I have a question here. If I have a html file here.
<!DOCTYPE HTML PUBLIC "-//W3C//DTD HTML 4.01 Transitional//EN" "http://www.w3.org/TR/html4/loose.dtd">
<html>
<head>
<title> New Document </title>
<meta name="Generator" content="EditPlus">
<meta name="Author" content="">
<meta name="Keywords" content="">
<meta name="Description" content="">
</head>
<body>
<h1>Welcome to My Homepage</h1>
<p class="intro">My name is Donald.</p>
<h1 class="intro"><p class="important">Note that this is an important paragraph.</p>
</h1>
<div class="intro important"><p class="apple">I live in apple.</p></div>
<div class="intro important">I like apple.</p></div>
<p>I live in Duckburg.</p>
</body>
</html>
Right now I want to get html element by class name. If the class name is ".intro", it should return:
My name is Donald.
<p class="important">Note that this is an important paragraph.</p>
If the class name is ".intro.important" it should return:
Note that this is an important paragraph.

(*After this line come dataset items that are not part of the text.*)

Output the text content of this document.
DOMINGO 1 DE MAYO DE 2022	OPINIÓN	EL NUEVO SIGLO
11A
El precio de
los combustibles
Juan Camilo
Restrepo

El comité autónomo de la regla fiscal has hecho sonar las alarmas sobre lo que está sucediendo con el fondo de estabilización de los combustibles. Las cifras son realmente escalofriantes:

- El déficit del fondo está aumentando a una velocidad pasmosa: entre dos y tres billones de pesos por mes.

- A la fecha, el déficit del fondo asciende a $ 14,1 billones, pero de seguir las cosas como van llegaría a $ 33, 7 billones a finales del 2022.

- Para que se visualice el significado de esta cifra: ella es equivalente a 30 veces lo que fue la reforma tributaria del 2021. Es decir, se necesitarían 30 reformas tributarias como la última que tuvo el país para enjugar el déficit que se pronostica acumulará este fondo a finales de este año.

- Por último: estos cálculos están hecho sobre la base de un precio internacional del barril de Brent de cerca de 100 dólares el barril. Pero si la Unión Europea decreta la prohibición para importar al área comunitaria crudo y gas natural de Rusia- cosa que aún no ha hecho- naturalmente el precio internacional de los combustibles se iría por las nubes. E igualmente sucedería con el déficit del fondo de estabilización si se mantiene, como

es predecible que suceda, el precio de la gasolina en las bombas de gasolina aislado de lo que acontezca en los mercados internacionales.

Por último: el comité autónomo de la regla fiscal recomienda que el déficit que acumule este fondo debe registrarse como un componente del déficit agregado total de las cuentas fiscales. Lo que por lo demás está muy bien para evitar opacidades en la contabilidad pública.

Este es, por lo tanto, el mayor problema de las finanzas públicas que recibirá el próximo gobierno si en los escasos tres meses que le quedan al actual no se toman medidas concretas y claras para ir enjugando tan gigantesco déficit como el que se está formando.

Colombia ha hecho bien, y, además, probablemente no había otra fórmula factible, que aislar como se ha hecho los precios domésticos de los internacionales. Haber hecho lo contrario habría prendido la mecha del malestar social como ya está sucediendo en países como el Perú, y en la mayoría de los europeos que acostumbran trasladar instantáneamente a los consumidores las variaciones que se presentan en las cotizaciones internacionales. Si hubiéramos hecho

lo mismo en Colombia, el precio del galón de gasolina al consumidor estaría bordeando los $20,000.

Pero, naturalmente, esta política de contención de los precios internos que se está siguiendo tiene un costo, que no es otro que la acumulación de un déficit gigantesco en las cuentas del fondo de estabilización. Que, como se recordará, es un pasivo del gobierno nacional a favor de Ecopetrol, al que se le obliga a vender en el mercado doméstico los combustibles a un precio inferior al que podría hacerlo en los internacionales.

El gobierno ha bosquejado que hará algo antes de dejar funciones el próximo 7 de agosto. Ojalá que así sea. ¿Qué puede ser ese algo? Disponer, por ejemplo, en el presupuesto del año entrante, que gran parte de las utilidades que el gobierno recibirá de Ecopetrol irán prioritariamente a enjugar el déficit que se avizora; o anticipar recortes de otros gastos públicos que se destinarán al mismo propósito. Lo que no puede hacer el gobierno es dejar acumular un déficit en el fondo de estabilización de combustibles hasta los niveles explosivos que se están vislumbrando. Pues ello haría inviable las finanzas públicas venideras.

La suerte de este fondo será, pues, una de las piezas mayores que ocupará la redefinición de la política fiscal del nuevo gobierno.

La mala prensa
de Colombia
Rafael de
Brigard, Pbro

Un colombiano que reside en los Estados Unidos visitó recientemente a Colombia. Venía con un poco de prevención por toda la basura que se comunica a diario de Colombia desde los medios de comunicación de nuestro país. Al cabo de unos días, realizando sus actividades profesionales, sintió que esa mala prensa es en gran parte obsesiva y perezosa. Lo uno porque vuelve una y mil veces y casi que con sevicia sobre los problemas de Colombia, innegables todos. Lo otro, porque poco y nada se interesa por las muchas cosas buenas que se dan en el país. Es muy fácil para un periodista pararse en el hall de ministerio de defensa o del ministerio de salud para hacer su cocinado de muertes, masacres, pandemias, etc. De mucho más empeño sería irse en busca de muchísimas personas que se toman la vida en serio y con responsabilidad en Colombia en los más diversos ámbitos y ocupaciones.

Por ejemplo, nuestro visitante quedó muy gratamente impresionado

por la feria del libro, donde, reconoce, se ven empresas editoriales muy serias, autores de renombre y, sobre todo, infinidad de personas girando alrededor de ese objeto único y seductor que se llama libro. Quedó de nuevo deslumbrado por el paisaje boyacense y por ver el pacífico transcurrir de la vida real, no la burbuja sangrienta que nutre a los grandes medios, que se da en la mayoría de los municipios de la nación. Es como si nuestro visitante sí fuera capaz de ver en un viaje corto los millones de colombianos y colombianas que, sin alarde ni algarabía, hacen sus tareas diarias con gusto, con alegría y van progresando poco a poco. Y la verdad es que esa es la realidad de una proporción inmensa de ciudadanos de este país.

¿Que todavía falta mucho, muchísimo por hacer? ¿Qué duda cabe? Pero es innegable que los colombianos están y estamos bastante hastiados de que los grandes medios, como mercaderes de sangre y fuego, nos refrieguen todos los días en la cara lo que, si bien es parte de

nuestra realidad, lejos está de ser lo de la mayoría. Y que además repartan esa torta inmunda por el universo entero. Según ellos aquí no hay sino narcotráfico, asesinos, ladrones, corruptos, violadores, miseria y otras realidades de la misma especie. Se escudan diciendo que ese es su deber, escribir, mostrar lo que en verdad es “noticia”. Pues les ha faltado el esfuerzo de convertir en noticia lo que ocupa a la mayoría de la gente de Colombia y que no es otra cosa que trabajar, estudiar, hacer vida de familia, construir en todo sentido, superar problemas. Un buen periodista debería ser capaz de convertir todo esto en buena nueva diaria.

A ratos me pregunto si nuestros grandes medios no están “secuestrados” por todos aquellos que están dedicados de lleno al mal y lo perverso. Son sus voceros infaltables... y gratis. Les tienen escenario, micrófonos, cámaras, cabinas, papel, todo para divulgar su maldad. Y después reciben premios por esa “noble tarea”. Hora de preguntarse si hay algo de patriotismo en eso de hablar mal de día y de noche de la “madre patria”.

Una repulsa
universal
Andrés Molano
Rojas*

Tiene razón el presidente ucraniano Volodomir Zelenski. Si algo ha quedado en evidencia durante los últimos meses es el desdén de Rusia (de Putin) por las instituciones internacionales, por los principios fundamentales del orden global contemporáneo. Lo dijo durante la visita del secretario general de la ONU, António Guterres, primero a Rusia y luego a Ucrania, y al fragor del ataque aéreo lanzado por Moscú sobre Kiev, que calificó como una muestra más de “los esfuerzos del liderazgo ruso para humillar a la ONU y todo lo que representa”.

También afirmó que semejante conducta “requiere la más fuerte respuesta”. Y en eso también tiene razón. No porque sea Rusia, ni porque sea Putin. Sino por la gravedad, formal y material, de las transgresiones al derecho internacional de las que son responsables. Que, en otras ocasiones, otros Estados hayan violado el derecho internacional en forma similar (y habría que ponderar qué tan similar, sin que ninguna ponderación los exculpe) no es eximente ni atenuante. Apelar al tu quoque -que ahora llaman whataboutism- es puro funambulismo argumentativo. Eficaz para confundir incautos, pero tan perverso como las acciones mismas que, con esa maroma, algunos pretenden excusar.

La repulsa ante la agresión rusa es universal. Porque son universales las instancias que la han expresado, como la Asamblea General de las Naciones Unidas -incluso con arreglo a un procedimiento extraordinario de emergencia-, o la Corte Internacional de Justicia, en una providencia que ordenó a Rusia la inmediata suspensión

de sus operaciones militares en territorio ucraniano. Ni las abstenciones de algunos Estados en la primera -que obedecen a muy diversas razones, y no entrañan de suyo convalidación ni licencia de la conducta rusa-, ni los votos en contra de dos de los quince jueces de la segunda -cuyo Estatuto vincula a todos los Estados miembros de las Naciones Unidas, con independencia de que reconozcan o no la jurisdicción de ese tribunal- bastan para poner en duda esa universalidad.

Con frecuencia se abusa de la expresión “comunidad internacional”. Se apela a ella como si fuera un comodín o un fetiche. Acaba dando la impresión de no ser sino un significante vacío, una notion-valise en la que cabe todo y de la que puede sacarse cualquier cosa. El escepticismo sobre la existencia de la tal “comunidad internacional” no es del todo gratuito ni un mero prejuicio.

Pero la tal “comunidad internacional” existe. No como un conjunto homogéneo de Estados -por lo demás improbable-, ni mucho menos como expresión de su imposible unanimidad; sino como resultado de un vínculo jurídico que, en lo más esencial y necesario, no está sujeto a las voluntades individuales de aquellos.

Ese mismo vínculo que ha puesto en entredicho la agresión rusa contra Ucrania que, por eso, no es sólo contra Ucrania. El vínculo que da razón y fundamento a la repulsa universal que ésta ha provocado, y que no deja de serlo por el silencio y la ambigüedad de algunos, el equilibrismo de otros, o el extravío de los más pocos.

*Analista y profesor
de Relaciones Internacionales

If the class name is ".intro.important>.apple", it should return:
I live in apple.
I know jquery has class selector this function, but now I want to implement this function. Can I use java regexp to do this? It seems like that the class name is single string is ok. But if the class name has a child class name, it will make it hard. One more question, can java get the dom structure of the html?